Травиата еще раз всхлипнула и добавила уже спокойно:
– И слушать не буду!
– Не будешь! Травушка! Не будешь! Никогда! Слово даю! – Хотел было пошутить и передразнить Дронова: «Слово русского офицера!» – но сказал по-детски: – Ну не буду, честно.
И она поверила. А он, как мы видим, не обманул.
Вот ведь как…
Гвозди бы делать из этих людей!..
А подмывает все-таки закончить цитату, как мой пьяненький дружок, Царствие ему небесное:
Не было б в мире тупее гвоздей!
Вот отсюда и все эти эвфемистические херомантии, и замена общеупотребительных «блядь/бля/блин» на «в конце концов» и даже «в конце-то концов!», придающая речи генерала избыточную и не всегда уместную экспрессивность, и совсем уж странное слово «парадоксель».

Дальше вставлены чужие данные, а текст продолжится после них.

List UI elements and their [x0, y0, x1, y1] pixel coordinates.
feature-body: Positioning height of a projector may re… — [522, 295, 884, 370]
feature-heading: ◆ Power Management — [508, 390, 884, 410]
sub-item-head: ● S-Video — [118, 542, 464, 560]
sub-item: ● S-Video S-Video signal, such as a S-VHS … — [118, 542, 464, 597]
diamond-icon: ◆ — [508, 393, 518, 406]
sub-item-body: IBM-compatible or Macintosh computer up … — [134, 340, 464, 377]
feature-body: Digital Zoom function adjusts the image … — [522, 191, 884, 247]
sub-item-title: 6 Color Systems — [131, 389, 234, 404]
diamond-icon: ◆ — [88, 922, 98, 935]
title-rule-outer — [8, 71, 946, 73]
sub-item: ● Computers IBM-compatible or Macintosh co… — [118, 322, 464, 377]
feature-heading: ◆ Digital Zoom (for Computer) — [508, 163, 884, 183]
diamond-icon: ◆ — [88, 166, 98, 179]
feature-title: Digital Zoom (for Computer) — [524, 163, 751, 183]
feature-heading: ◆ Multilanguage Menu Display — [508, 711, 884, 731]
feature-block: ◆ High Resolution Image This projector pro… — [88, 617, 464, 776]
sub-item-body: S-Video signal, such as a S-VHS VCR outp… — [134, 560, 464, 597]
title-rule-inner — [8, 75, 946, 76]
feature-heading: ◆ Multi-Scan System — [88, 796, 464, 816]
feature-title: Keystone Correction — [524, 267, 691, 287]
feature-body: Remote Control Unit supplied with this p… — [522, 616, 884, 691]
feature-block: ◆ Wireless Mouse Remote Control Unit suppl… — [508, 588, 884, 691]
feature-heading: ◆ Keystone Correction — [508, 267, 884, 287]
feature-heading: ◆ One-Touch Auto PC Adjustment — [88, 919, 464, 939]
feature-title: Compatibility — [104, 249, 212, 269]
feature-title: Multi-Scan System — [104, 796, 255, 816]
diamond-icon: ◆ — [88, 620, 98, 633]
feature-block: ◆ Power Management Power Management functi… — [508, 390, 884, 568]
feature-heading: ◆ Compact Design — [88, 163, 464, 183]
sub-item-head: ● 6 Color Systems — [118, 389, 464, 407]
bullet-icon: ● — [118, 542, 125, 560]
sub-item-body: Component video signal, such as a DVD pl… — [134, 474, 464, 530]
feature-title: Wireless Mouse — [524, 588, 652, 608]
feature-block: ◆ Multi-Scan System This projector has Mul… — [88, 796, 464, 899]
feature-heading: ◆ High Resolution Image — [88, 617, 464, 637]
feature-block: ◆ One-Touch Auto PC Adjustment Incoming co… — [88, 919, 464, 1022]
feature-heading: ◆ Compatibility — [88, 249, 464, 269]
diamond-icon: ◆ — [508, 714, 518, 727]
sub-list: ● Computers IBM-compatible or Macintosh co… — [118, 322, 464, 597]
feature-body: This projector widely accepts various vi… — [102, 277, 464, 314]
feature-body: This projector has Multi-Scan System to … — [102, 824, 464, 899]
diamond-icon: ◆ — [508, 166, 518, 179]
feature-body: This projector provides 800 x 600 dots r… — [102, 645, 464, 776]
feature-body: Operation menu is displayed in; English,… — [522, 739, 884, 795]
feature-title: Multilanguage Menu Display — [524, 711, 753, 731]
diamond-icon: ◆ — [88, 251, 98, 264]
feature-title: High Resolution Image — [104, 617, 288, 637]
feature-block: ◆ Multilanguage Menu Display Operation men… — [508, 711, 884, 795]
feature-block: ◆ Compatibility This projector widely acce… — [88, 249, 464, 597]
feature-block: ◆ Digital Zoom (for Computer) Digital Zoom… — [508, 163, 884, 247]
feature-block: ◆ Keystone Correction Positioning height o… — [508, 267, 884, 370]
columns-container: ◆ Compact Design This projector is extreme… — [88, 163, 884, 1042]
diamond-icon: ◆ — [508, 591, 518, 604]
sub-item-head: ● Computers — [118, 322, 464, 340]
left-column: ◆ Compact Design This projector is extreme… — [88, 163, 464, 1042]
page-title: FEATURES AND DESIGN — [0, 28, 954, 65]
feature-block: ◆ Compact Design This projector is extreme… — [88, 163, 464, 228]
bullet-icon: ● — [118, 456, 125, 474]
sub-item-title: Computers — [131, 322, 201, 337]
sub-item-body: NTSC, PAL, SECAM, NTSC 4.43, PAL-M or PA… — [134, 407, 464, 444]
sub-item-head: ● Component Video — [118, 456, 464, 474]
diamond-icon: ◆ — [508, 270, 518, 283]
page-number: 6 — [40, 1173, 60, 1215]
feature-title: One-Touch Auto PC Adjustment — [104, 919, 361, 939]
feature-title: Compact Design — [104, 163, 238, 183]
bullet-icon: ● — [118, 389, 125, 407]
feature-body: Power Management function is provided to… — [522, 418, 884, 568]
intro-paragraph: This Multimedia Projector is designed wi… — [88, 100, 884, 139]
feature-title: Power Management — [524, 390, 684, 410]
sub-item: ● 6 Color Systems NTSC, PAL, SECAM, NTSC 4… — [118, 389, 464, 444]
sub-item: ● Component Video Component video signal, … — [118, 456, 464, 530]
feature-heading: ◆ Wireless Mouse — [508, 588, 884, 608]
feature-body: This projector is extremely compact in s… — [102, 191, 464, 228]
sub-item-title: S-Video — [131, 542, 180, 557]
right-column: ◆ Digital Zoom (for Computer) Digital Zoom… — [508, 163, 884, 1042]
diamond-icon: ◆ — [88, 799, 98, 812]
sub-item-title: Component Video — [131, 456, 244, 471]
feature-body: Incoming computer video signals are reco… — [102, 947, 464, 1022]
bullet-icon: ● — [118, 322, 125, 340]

Подхватил он его у того же Леньки Дронова, который хотя и матюкался, как все нормальные мужики, но больше все-таки любил за красоту всякие затейливые эвфемизмы: «на хутор бабочек ловить», японских городового и бога, эпическое «и битвою мать-Россия спасена!» и пр. А к «ёксель-моксель» почему-то приделал третью часть – «парадоксель»! Выходило смешно и непонятно, и Вася Бочажок, бывший тогда ужасным повторюшкой, стал тоже так ругаться: «Ёксель-моксель-парадоксель!! Что за бардак?!»
А потом уж просто – «Парадоксель!».
На новобранцев, особенно нацменов из Средней Азии, это загадочное слово производило ужасающее впечатление.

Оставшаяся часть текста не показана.